C’est pratique d’avoir du matériel spécifique de psychomotricité ou d’éducation physique mais souvent on peut se servir de matériel polyvalent, récupéré et même en fabriquer et même impliquer  les enfants.

On peut par exemple créer, avec les enfants (motricité fine),  des cibles en carton. Des balles avec du papier style journal et du «tape». Des bâtons en papier roulé également qui deviennent des gourets pour pousser des balles ou des bâtons pour les frapper. Ou peut aussi utiliser des rouleaux de papier d’emballage. Des boîtes à chaussures et d’autres plus grandes dans lesquelles on peut s’asseoir (en plus grand nombre que les enfants) peuvent être utilisées comme ils le veulent.

Des demi-contenants (bouteilles) de savon liquide à linge peuvent devenir des raquettes pour attraper des balles.

Vous n’avez pas de filet, une simple corde habillée de rubans fera l’affaire.

De simples  bâtons espacés au sol, peuvent servir d’obstacle pour favorise les sauts.

Des chaises peuvent servir pour faire des zig zag, être assis et se passer le ballon au-dessus de la tête, ramper dessous, etc. En fait, demandez aux enfants de trouver des utilisations possibles (à la cantonade, chacun suggérant une idée, ou par équipe, les enfants explorant d’abord puis démontrant à tout le groupe leurs trouvailles).

-         

-          L’importance des autres

Regarder les autres est une grande source d’inspiration pour les enfants. Ils acquièrent de nouvelles informations, différentes façons de faire. Ils s’inspirent de ce qu’ils font tout en apportant des variantes personnelles ce qui résulte en des connaissances et des habiletés. Dans un groupe, chacun profite de l’expérience de l’autre ce qui influence l’activité de l’ensemble.

 On peut donc aussi parfois alterner les spectateurs et les acteurs.

Le rôle de L’adulte

Son premier rôle est d’observer les enfants. L’observation des comportements spontanés des enfants nous explique comment ils apprennent et ce qu’ils apprennent.

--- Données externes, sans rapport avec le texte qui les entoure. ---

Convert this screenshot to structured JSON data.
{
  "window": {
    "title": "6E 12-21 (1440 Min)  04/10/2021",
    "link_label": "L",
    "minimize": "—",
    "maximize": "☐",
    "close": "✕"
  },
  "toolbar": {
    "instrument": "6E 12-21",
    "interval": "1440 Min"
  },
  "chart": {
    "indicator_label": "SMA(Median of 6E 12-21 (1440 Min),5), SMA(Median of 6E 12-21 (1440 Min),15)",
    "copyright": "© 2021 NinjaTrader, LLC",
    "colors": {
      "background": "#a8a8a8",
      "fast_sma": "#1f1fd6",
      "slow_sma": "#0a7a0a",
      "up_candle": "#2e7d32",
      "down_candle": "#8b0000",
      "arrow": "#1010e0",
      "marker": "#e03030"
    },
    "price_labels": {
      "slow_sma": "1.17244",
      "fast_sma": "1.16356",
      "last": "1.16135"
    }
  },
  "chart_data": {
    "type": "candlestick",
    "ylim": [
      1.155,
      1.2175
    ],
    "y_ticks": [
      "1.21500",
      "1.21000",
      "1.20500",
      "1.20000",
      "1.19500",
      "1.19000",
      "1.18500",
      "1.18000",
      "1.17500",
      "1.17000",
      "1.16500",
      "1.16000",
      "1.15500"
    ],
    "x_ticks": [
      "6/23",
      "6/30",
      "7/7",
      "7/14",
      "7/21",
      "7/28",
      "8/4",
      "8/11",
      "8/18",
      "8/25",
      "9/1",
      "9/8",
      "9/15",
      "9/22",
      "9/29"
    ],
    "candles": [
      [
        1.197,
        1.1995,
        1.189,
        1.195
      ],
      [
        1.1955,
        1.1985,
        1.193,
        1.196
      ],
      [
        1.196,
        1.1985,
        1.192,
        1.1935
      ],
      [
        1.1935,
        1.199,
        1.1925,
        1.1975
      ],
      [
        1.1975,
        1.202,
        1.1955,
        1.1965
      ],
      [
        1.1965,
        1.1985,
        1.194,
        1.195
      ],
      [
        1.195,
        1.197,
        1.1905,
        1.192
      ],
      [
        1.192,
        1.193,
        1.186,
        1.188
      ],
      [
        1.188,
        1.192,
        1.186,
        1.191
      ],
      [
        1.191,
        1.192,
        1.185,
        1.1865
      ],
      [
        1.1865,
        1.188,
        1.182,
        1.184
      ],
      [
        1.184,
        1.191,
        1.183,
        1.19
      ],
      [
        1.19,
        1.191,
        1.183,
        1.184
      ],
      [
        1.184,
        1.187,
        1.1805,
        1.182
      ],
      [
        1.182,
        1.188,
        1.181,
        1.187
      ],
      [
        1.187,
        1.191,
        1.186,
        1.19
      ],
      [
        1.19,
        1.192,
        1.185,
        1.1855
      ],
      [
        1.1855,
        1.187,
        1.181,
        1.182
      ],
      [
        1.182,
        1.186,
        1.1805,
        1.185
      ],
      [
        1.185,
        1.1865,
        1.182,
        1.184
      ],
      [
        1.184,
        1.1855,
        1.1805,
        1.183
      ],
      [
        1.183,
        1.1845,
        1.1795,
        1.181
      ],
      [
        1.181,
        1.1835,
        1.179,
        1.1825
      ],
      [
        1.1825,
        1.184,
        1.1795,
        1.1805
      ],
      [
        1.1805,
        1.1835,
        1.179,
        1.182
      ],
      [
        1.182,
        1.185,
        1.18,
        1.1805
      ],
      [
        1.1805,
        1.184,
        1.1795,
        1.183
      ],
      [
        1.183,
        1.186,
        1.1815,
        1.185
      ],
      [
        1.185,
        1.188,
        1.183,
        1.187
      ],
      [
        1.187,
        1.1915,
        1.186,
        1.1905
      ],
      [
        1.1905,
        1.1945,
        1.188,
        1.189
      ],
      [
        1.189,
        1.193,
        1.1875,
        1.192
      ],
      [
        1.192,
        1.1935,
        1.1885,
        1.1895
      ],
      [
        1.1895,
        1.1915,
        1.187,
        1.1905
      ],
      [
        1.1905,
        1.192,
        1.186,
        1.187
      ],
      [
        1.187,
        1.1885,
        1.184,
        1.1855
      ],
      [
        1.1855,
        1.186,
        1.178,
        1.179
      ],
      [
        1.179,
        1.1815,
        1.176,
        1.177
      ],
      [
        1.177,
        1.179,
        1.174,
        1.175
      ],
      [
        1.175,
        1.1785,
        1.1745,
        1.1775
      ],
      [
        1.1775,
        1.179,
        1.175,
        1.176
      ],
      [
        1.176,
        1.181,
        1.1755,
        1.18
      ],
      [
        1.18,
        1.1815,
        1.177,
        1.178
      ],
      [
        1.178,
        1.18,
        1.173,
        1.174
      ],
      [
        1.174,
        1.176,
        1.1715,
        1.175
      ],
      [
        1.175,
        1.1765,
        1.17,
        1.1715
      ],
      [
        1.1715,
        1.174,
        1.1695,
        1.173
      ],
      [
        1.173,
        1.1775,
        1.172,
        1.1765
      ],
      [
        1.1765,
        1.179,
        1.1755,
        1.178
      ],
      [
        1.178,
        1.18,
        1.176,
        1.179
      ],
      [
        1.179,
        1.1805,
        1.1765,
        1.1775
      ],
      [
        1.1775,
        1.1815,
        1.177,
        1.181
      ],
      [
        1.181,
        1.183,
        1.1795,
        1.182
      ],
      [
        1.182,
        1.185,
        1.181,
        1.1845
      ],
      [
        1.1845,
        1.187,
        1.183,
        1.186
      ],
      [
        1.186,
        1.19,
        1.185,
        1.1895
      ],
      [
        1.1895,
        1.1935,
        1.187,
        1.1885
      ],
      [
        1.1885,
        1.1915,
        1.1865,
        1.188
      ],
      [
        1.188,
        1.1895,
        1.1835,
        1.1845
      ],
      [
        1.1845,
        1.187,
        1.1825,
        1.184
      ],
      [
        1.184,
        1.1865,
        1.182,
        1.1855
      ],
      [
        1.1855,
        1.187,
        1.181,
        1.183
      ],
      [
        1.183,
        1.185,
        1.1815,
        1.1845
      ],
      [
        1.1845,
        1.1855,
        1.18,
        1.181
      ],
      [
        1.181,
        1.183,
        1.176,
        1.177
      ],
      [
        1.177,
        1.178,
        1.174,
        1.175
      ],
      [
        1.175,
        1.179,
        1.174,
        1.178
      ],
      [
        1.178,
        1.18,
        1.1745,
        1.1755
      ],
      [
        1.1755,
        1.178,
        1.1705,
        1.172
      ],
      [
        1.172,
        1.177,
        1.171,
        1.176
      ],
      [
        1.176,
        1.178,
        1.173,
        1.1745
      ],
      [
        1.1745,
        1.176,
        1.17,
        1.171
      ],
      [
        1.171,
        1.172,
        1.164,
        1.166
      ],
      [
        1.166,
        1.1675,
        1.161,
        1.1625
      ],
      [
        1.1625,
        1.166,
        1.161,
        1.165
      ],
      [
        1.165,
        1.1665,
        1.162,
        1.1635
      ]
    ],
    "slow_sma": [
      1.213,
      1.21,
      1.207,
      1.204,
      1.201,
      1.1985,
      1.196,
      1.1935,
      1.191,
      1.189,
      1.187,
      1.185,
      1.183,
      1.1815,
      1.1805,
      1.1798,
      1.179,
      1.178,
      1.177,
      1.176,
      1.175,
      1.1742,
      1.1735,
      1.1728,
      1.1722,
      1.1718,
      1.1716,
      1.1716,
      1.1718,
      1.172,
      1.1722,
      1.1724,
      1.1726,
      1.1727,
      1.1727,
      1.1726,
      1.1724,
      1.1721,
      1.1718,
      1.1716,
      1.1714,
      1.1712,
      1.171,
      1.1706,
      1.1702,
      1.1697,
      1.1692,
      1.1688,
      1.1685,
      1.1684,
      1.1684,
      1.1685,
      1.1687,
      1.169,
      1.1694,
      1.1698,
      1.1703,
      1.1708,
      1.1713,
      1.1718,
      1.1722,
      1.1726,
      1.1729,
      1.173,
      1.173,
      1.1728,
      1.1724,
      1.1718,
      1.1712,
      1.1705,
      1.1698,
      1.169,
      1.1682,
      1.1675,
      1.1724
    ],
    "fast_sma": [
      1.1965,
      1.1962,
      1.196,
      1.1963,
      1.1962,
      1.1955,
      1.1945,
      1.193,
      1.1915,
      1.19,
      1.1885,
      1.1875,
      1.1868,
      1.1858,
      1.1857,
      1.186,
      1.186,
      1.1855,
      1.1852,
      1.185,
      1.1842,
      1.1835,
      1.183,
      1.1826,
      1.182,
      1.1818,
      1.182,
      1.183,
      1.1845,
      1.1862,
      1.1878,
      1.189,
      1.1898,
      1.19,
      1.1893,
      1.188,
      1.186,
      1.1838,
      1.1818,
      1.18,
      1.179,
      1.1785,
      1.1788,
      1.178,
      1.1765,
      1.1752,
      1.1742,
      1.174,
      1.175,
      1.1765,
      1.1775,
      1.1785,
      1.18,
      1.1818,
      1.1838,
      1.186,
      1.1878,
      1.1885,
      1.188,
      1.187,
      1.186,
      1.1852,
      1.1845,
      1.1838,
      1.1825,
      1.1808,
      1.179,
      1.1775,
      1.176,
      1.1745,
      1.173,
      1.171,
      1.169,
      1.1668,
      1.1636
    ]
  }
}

Il peut même  les filmer pour mieux y revenir et noter comment ils bougent, ce qu’ils font avec les objets. Il va pouvoir identifier leurs capacités et leurs besoins. Il doit pouvoir déduire des actions des enfants, les composantes mises en jeu ou pas et planifier du matériel et proposer des expériences adaptées.  «Responsable de la qualité et de la  diversité des moyens à mettre en œuvre» (2 A p.48), Il doit connaître et savoir inventer des moyens pour favoriser le développement sensorimoteur des enfants et pouvoir les animer.

Il peut aussi proposer des problèmes à résoudre par les enfants.

Exemples : :

-          Comment déplacer un bloc sans utiliser les mains par exemple  

-          Comment faire des ponts avec leur corps d’abord seul puis à deux.

Il lui faut réserver du temps pour l’expression motrice spontanée ainsi qu’orientée.

Et faire attention qu’il n’y ait pas trop de temps d’attente : proposer deux ou quatre lignes qui sont en action en même temps par exemple.

Il peut aussi proposer des sorties qui vont inciter les enfants à bouger et enrichir leur bagage e mouvements.

Il est responsable de l’organisation matérielle, des situations proposées et de l’aménagement d’un environnement adapté aux besoins sensorimoteurs des enfants.

Les liens avec le programme

Toutes les composantes psychomotrices ont une influence sur le développement de toute la personne.

Proposer des activités motrices aux enfants, n’est  pas «encore une autre chose à faire», mais bien une  façon de vivre le programme pleinement, dans le plaisir de bouger. Car les composantes de la psychomotricité sont en lien direct avec les compétences inscrites dans le programme et non seulement celles concernant le domaine physique et moteur mais tous les autres. Nous avons pu voir que par ces expériences l’enfant va :

-          Accroître ses habiletés motrices

-           Construire sa connaissance de soi et acquérir un sentiment de confiance

-          Développer des relations positives avec les autres, une appartenance au groupe et des habiletés sociales

-          Identifier ses sensations et sentiments

-          Augmenter ses fonctions exécutives (attention, mémoire, autorégulation)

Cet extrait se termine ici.